By now, Ridge had good reason to believe that the Bush administration was
using terror alerts for political purposes. Commenting on the
aforementioned mid term alert, Ridge wrote, “post election analysis demonstrated a
significant increase in the President’s approval rating in the days after
raising the threat level”. So this time, Ridge would not be bullied by Bush and
his cronies. When they demanded the terrorist alert be issued 72 hours
before voters went to the polls in November, 2004 , Ridge refused. Said Ridge, “
I consider this episode to be not only a dramatic moment in Washington’s
recent history, but another illustration of the intersection of politics,
fear, credibility, and security”. Ridge then resigned one month after the
re-election of George Bush.
A number of other Bush insiders have disputed Ridge’s allegations, but
given Bush, Cheney, and Rumsfeld’s propensity for lying, I tend to believe
Ridge. Still, Ridge has a credibility problem. After all, it was big Tom who
told us that we would be safe from bio terrorist attacks if we just put duct
tape over our windows and doors. But lunacy in one instance doesn’t
necessarily preclude veracity in another. For proof that such fear mongering
occurs, just look at the tactics still being used by Bush Republicans who are
trying to defeat healthcare reform so that their benefactors in the
insurance industry can continue to profit from death and disease.
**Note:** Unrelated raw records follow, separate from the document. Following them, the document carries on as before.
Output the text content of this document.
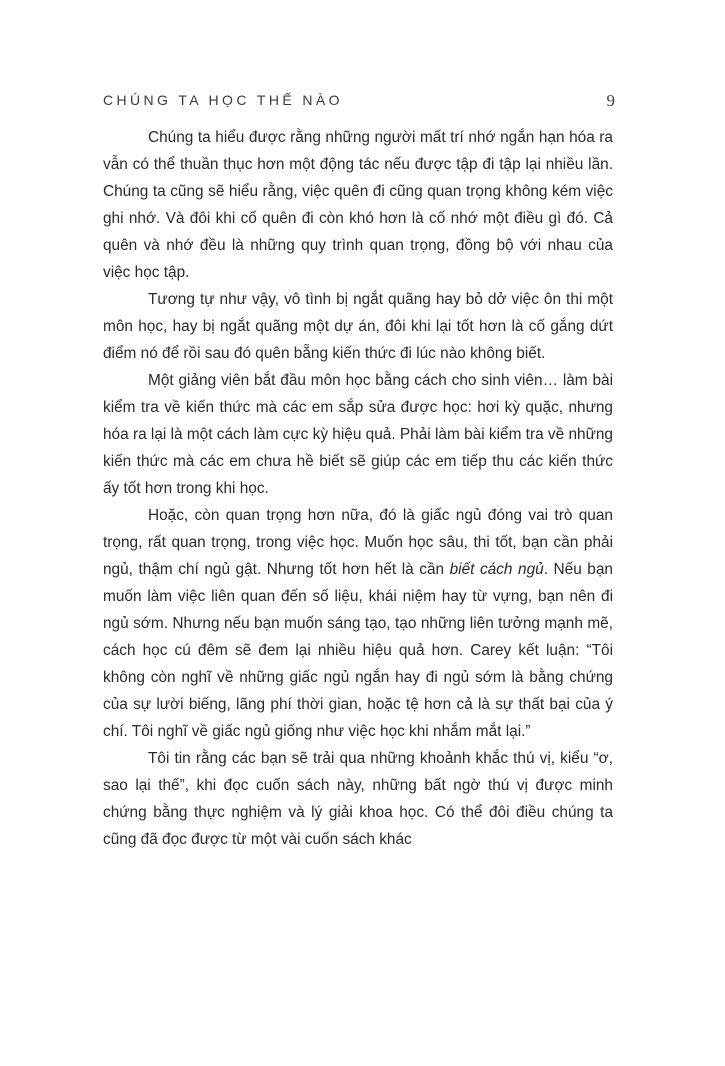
CHÚNG TA HỌC THẾ NÀO	9

Chúng ta hiểu được rằng những người mất trí nhớ ngắn hạn hóa ra vẫn có thể thuần thục hơn một động tác nếu được tập đi tập lại nhiều lần. Chúng ta cũng sẽ hiểu rằng, việc quên đi cũng quan trọng không kém việc ghi nhớ. Và đôi khi cố quên đi còn khó hơn là cố nhớ một điều gì đó. Cả quên và nhớ đều là những quy trình quan trọng, đồng bộ với nhau của việc học tập.

Tương tự như vậy, vô tình bị ngắt quãng hay bỏ dở việc ôn thi một môn học, hay bị ngắt quãng một dự án, đôi khi lại tốt hơn là cố gắng dứt điểm nó để rồi sau đó quên bẵng kiến thức đi lúc nào không biết.

Một giảng viên bắt đầu môn học bằng cách cho sinh viên… làm bài kiểm tra về kiến thức mà các em sắp sửa được học: hơi kỳ quặc, nhưng hóa ra lại là một cách làm cực kỳ hiệu quả. Phải làm bài kiểm tra về những kiến thức mà các em chưa hề biết sẽ giúp các em tiếp thu các kiến thức ấy tốt hơn trong khi học.

Hoặc, còn quan trọng hơn nữa, đó là giấc ngủ đóng vai trò quan trọng, rất quan trọng, trong việc học. Muốn học sâu, thi tốt, bạn cần phải ngủ, thậm chí ngủ gật. Nhưng tốt hơn hết là cần biết cách ngủ. Nếu bạn muốn làm việc liên quan đến số liệu, khái niệm hay từ vựng, bạn nên đi ngủ sớm. Nhưng nếu bạn muốn sáng tạo, tạo những liên tưởng mạnh mẽ, cách học cú đêm sẽ đem lại nhiều hiệu quả hơn. Carey kết luận: “Tôi không còn nghĩ về những giấc ngủ ngắn hay đi ngủ sớm là bằng chứng của sự lười biếng, lãng phí thời gian, hoặc tệ hơn cả là sự thất bại của ý chí. Tôi nghĩ về giấc ngủ giống như việc học khi nhắm mắt lại.”

Tôi tin rằng các bạn sẽ trải qua những khoảnh khắc thú vị, kiểu “ơ, sao lại thế”, khi đọc cuốn sách này, những bất ngờ thú vị được minh chứng bằng thực nghiệm và lý giải khoa học. Có thể đôi điều chúng ta cũng đã đọc được từ một vài cuốn sách khác
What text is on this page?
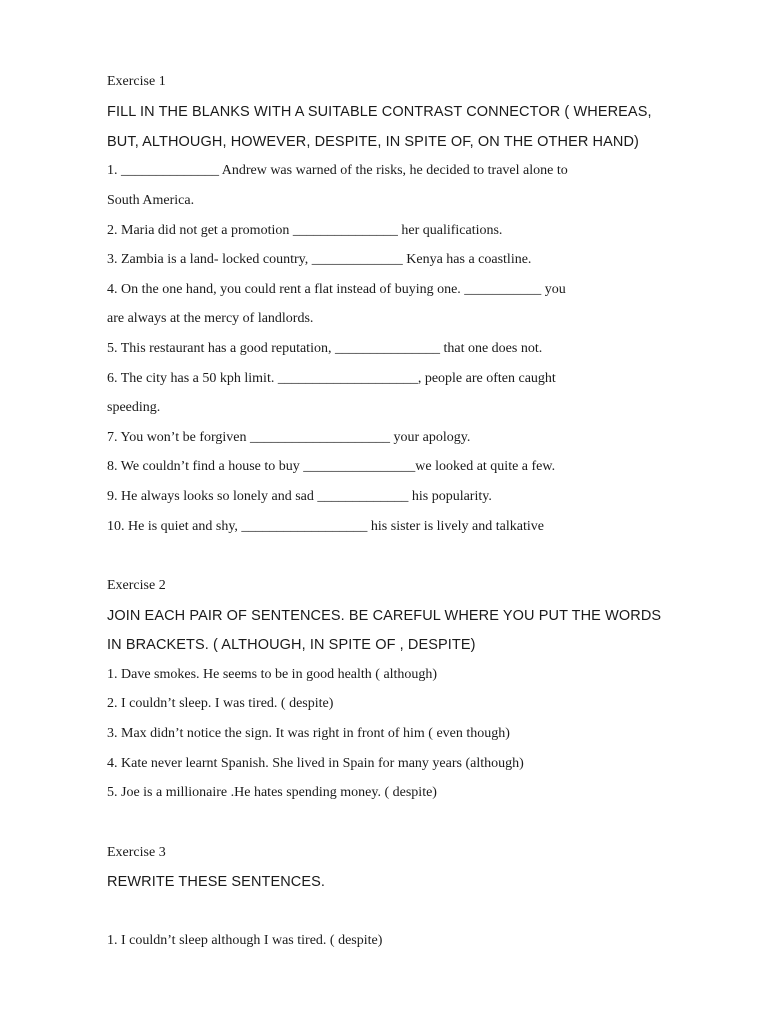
Exercise 1
FILL IN THE BLANKS WITH A SUITABLE CONTRAST CONNECTOR ( WHEREAS,
BUT, ALTHOUGH, HOWEVER, DESPITE, IN SPITE OF, ON THE OTHER HAND)
1. ______________ Andrew was warned of the risks, he decided to travel alone to
South America.
2. Maria did not get a promotion _______________ her qualifications.
3. Zambia is a land- locked country, _____________ Kenya has a coastline.
4. On the one hand, you could rent a flat instead of buying one. ___________ you
are always at the mercy of landlords.
5. This restaurant has a good reputation, _______________ that one does not.
6. The city has a 50 kph limit. ____________________, people are often caught
speeding.
7. You won’t be forgiven ____________________ your apology.
8. We couldn’t find a house to buy ________________we looked at quite a few.
9. He always looks so lonely and sad _____________ his popularity.
10. He is quiet and shy, __________________ his sister is lively and talkative
Exercise 2
JOIN EACH PAIR OF SENTENCES. BE CAREFUL WHERE YOU PUT THE WORDS
IN BRACKETS. ( ALTHOUGH, IN SPITE OF , DESPITE)
1. Dave smokes. He seems to be in good health ( although)
2. I couldn’t sleep. I was tired. ( despite)
3. Max didn’t notice the sign. It was right in front of him ( even though)
4. Kate never learnt Spanish. She lived in Spain for many years (although)
5. Joe is a millionaire .He hates spending money. ( despite)
Exercise 3
REWRITE THESE SENTENCES.
1. I couldn’t sleep although I was tired. ( despite)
FDR and the democrats might have benefitted from being in power when our
nation was in economic ruin, and later under attack from Japan, but no
historian has ever suggested that Roosevelt created imaginary threats in order
to remain in office. Just the opposite. In his first inaugural address, FDR
comforted a depression-ridden populace, saying, “we have nothing to fear,
but fear itself”. It was his way of assuring us that we need not panic, and
that no threat, foreign or domestic would deter us. That’s a far cry from
Bush and company who encouraged us to be frightened, knowing that we would
look to them for leadership, even though the basis for that fear did not
exist. Saddam was not involved in 9/11. There were no weapons of mass
destruction. Iraq did not have to be occupied. The list goes on. Under Bush,
politically motivated terrorist alerts resulted in increased funding and
support for a needless war that killed over 5,000 American soldiers, and over a
half million innocent men, women and children.
As much as I deplore Bush and Cheney for their misdeeds, I blame Tom Ridge
for lacking the courage to come forward earlier, when his disclosures
could have saved lives. Instead, Ridge joins a growing club of former Bush
officials whose revelations are too little, too late. In that regard, the
messenger is just as guilty of war crimes as the men who perpetrated them.